Dès la fin des années 70 elle délaisse sa carrière d’actrice même si on la verra encore à la télévision jusqu’au milieu des années 90. Et j’insiste sur le fait que c’est bien Elsa qui délaissa le cinéma et non l’inverse. Sous prétexte de libération sexuelle, la pornographie finissait pas envahir tous les écrans dans une sorte d’escalade à la nudité et aux pratiques sexuelles en gros plan. Elsa qui avait été une femme libre avant la lettre, n’avait jamais eu que faire d’un soutien gorge et avait beaucoup posé pour l’objectif de charme de son ami Angelo Frontoni avait l’image d’une star très libérée. Les propositions qui lui étaient faites étaient bien plus que scabreuses et l’actrice les goûtait fort peu. « Je n’ai rien à faire dans ce cinéma vulgaire et cru fait par des gens laids qui s’affichent nus au nez des gens avec beaucoup de complaisance. Si ce cinéma -là doit exister il est urgent de créer un circuit parallèle qui regroupera les amateurs du genre et permettra aux familles d’encore fréquenter les salles obscures sans rougir de honte »

elsa martinelli

Restée très belle on la revoyait à la cérémonie des Oscars en 2008 dans une robe fourreau rouge drapant sa gracieuse silhouette et perchée sur des talons aiguilles gigantissimes.
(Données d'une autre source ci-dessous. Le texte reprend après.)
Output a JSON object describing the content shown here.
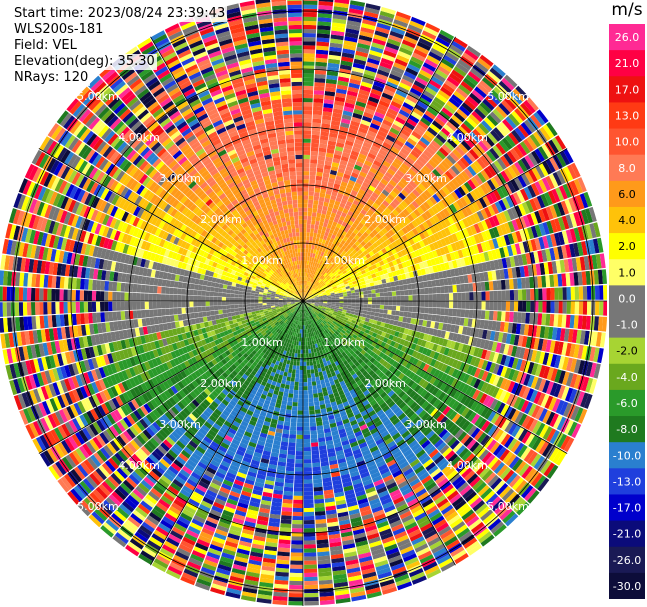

Elsa Martinelli était belle, elle était discrète mais pas retraitée. Sans doute posait-elle parfois un regard satisfait sur l’Ours d’or de la meilleure actrice que lui décerna le prestigieux festival de Berlin en 1956 qui devait trôner sur une création Willy Rizzo quelque part dans sa villa. Peut-être passait elle en coup de vent, sanglée dans le dernier trench Dior, masquée derrière ses lunettes noires revoir quelques autres pièces Willy Rizzo exposées au musée d’art moderne de New-York. Je l’ignore. Mais quoi que fasse Elsa Martinelli, je sais qu’il en était bien ainsi.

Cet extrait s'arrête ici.